Quand nous avons inauguré le programme de géopolitique à l’Ecole, nous n’avions qu’une certitude, c’est qu’il fallait réintroduire des sciences humaines et sociales dans les cursus de management, de même qu’une solide perspective humaine et territoriale, faute de quoi nous manquerions à notre vocation, qui est de sécuriser le parcours professionnel et entrepreneurial de nos étudiants.

C’était en 2007. Là-dessus, la crise est arrivée et, dans son sillage, plusieurs grands journaux anglo-saxons, dits de « référence » dont le Financial Times en 2008 et le Guardian en 2009, ont publié de grands papiers pour suggérer que la cause première de la faillite financière était due… à la faillite culturelle de beaucoup de dirigeants d’entreprises !

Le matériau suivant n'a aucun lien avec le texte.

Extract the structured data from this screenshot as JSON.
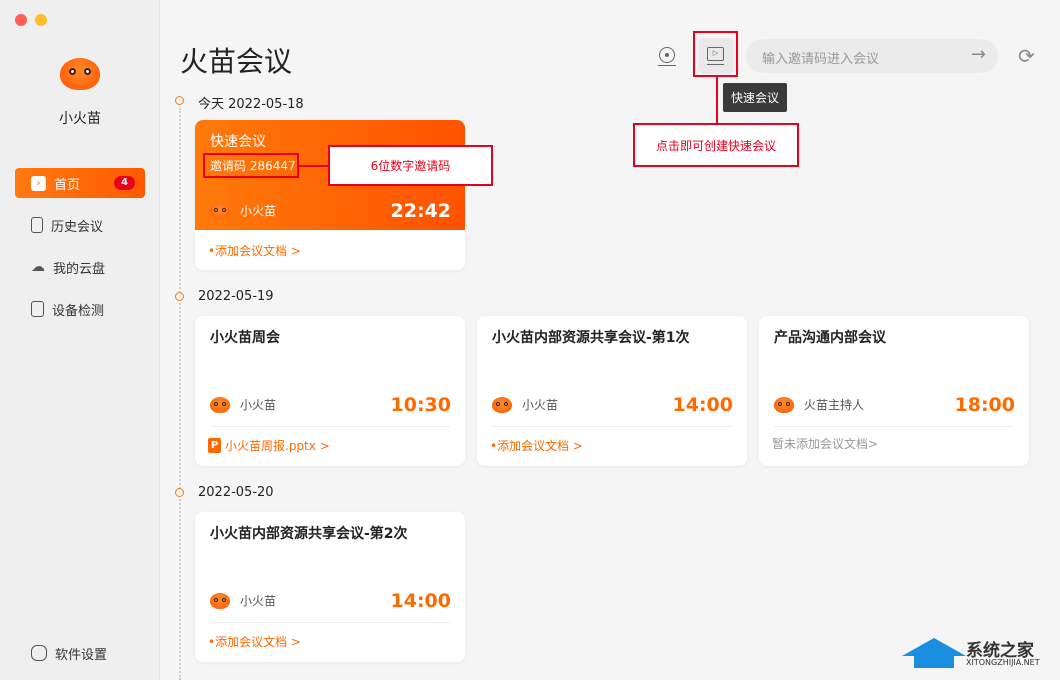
{
  "sidebar": {
    "username": "小火苗",
    "items": [
      {
        "label": "首页",
        "badge": "4"
      },
      {
        "label": "历史会议"
      },
      {
        "label": "我的云盘"
      },
      {
        "label": "设备检测"
      }
    ],
    "settings": "软件设置"
  },
  "header": {
    "title": "火苗会议",
    "invite_placeholder": "输入邀请码进入会议",
    "tooltip": "快速会议"
  },
  "groups": [
    {
      "date": "今天 2022-05-18",
      "cards": [
        {
          "title": "快速会议",
          "invite": "邀请码 286447",
          "host": "小火苗",
          "time": "22:42",
          "doc": "•添加会议文档 >"
        }
      ]
    },
    {
      "date": "2022-05-19",
      "cards": [
        {
          "title": "小火苗周会",
          "host": "小火苗",
          "time": "10:30",
          "doc": "小火苗周报.pptx >"
        },
        {
          "title": "小火苗内部资源共享会议-第1次",
          "host": "小火苗",
          "time": "14:00",
          "doc": "•添加会议文档 >"
        },
        {
          "title": "产品沟通内部会议",
          "host": "火苗主持人",
          "time": "18:00",
          "doc": "暂未添加会议文档>"
        }
      ]
    },
    {
      "date": "2022-05-20",
      "cards": [
        {
          "title": "小火苗内部资源共享会议-第2次",
          "host": "小火苗",
          "time": "14:00",
          "doc": "•添加会议文档 >"
        }
      ]
    }
  ],
  "annotations": {
    "invite_note": "6位数字邀请码",
    "quick_note": "点击即可创建快速会议"
  },
  "watermark": {
    "name": "系统之家",
    "url": "XITONGZHIJIA.NET"
  },
  "colors": {
    "accent": "#ff6a00",
    "annotation": "#e8001c"
  }
}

Nous ne les avions pas attendus pour nous intéresser à la question. Mais j’avoue que notre modestie en a souffert… sans déplaisir excessif !

A propos de Jean-Marc Huissoud

CLESHS92-6Professeur associé à Grenoble Ecole de Management, Jean-Marc Huissoud est responsable, depuis 2007, de son Centre de géopolitique et de gouvernance. En charge de l’ingénierie pédagogique et de la coordination des programmes d’enseignements géopolitiques de l’Ecole, il dirige, depuis son lancement, en 2008, le Festival géopolitique de Grenoble. 

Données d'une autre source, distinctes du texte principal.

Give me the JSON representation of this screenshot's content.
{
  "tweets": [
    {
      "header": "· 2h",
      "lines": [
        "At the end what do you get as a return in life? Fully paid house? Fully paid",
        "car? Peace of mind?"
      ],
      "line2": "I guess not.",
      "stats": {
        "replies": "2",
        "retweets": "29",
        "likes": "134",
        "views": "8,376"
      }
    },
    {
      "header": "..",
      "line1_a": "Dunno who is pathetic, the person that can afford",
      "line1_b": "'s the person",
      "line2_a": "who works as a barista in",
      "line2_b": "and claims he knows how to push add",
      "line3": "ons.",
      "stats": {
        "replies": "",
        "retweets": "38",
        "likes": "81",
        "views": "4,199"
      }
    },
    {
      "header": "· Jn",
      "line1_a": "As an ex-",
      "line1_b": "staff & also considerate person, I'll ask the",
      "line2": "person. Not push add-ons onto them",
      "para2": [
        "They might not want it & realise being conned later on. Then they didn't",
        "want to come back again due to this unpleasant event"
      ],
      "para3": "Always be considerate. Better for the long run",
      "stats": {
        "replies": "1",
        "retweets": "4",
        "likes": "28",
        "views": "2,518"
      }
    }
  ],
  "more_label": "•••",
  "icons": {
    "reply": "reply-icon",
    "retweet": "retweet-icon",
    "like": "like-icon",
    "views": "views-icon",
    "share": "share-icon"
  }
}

Diplômé de l’IEP de Grenoble (1987), titulaire d’un DEA en Histoire et Philosophie (Université Pierre Mendès-France), il a obtenu, en 2011, le label Eucles en Intelligence économique délivré par l’INHESJ (Institut National des Hautes Etudes de la Sécurité et de la Justice).

Auteur et co-auteur de nombreux ouvrages et articles, il a à coeur de faire du Festival de géopolitique de Grenoble un rendez-vous incontournable de la francophonie.

Il expliquait en 2019, en prélude à sa dernière édition : « L’anglais recule. Quand il ne recule pas, il s’appauvrit. La France a la chance d’avoir une audience francophone partout dans le monde, même si localement le nombre de locuteurs n’est pas toujours important. On ne s’exprime bien que dans une langue qu’on maitrise, or notre festival vise avant tout le facteur qualitatif. S’exprimer dans un anglais international parfois pauvre au niveau conceptuel, et d’ailleurs moins bien parlé qu’on ne le prétend, c’est réduire de fait le champ de la pensée. Les questions linguistiques et culturelles sont à ce titre essentielles et ont plus d’importance qu’on ne le pense. Nous ne sommes pas un festival en français, dans un contexte majoritairement anglophone, par facilité. C’est notre volonté d’affirmer qu’il y a une pensée francophone sur les questions internationales. Cela répond aussi à un vrai enjeu de transparence du discours. Aujourd’hui, il est demandé aux Universités et à la Recherche de s’expliquer auprès de la société civile, de diffuser son savoir. Nous inscrivons nos éditions dans cette (r)évolution des pratiques. » 

Parmi l’abondante production de Jean-Marc Huissoud, citons : Union européenne, du projet à la crise, in Carto, N°51, janvier 2019 ; Désunion européenne : Festival de géopolitique de Grenoble, in Historiens et Géographes, N°445, pp.31-34, mars 2019 ; avec Pascal Gauchon (dir), Les 100 mots de la géopolitique – 6e édition, Presses Universitaires de France, 2019 ; avec Nathalie Belhoste, Pouvoir des villes : mise en perspective européenne, in Le Déméter 2019, IRIS, 2019 ; La guerre économique est-elle guerre inéluctable ?, in R. Duymedjian, J.-M. Huissoud, D. Steiler (Dir) : Manifeste pour une éducation à la paix économique, Presses Universitaires de Grenoble, 2012 ; Les conditions de l’Europe Politique, in Constructif, volume 28, 2011 ; L’enjeu de la centralité, in Gauchon, Huissoud, Vive la France…quand même, Presses Universitaires de France, 2010 ; Requiem : prospective pour une guerre à venir, in Huissoud, Munier : La Guerre économique, Presses Universitaires de France, 2009.